石叫■            「きよめの信仰」

この四月の最後の聖日は北米ホーリネス教団創立記念日となっていて、教会では一世や二世たちの働きを思い起こす日となっている。この日の説教を準備しながら、88年前の創立時の彼らをつき動かしたものが何かを考え、そして今日の私たちがそれらの何を継承したら良いのかを思い巡らしていた時、それは私たちの教団の看板である「きよめ」の信仰だと再確認させていただいた。

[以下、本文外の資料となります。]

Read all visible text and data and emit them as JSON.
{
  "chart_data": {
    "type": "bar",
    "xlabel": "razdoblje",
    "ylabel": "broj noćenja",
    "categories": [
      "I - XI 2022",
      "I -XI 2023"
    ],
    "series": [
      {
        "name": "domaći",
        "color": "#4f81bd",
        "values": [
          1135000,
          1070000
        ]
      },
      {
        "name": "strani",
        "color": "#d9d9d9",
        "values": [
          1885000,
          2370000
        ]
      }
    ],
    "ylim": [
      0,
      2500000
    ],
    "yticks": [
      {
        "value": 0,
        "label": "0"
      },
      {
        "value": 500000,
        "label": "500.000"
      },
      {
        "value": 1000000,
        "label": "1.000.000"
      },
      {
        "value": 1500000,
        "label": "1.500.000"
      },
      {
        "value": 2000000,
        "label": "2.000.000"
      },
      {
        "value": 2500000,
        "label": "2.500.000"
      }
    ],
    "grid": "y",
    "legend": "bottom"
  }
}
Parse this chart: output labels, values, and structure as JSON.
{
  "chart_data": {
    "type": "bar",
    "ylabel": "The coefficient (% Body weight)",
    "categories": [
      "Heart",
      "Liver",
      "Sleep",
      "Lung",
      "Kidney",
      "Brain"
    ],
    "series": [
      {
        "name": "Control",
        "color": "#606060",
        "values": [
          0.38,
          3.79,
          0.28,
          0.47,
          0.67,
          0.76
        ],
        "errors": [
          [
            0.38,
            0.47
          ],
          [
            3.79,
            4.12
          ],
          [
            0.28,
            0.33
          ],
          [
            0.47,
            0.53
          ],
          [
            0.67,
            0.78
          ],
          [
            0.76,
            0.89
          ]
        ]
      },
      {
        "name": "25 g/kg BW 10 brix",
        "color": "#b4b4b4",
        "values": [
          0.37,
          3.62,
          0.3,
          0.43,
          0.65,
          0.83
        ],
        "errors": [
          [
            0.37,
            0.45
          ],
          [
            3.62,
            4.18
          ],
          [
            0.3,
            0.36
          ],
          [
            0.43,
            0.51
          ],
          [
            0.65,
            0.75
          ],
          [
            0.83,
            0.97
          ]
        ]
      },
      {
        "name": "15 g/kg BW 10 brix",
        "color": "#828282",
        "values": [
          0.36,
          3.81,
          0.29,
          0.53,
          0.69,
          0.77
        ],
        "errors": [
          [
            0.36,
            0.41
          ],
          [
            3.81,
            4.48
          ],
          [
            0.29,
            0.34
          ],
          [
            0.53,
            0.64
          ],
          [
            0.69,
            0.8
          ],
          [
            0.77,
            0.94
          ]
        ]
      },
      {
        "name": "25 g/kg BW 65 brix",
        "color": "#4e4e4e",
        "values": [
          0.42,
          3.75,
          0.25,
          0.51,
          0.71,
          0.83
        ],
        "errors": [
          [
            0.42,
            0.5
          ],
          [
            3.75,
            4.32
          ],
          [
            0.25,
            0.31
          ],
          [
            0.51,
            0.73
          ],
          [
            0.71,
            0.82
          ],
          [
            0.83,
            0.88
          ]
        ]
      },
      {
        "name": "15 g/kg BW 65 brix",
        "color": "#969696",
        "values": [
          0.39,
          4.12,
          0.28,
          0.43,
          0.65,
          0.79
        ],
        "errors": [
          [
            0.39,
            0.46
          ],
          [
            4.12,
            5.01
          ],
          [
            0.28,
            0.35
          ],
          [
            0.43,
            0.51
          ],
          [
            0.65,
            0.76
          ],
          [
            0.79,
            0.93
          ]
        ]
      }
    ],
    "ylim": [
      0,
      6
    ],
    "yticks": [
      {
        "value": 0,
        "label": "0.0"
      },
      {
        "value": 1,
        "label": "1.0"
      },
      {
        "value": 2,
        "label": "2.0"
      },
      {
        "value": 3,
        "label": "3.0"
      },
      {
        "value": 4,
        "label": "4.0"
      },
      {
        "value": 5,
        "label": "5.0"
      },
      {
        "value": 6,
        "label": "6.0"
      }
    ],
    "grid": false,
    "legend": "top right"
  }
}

「羅府ホーリネス教会」が始まった時には、すでに11の日系人教会がロサンゼルスにあった。だが七人の創立者たちは、それらの教会では満足できなかったのである。というのは「きよめ」こそが教会を活性化させ、信仰の原動力となり、それを求める熱き祈りが、日系人教会に必要だと信じたからである。

クリスチャンでも罪の根が断ち切られぬところから来る多くの罪を犯すが、それらを悔い改めることによって得られる罪の赦しの確信と、その結果として与えられる聖霊の内住による喜びとが「きよめ」の原点である。伝道は何もガムシャラに動き回ることではなく、心から自ずと溢れる喜びによって為されるものだからである。七人の侍はこの「きよめ」の喜びから来る体験を後世に伝えようとして、1921年ハリウッドにあるホバート街とレモン・グローブ街のコーナーにある東洋宣会の本部であり、カリフォルニア聖書大学もあったその一角のトリニティ教会内に「羅府ホーリネス教会」の看板を掲げたのだった。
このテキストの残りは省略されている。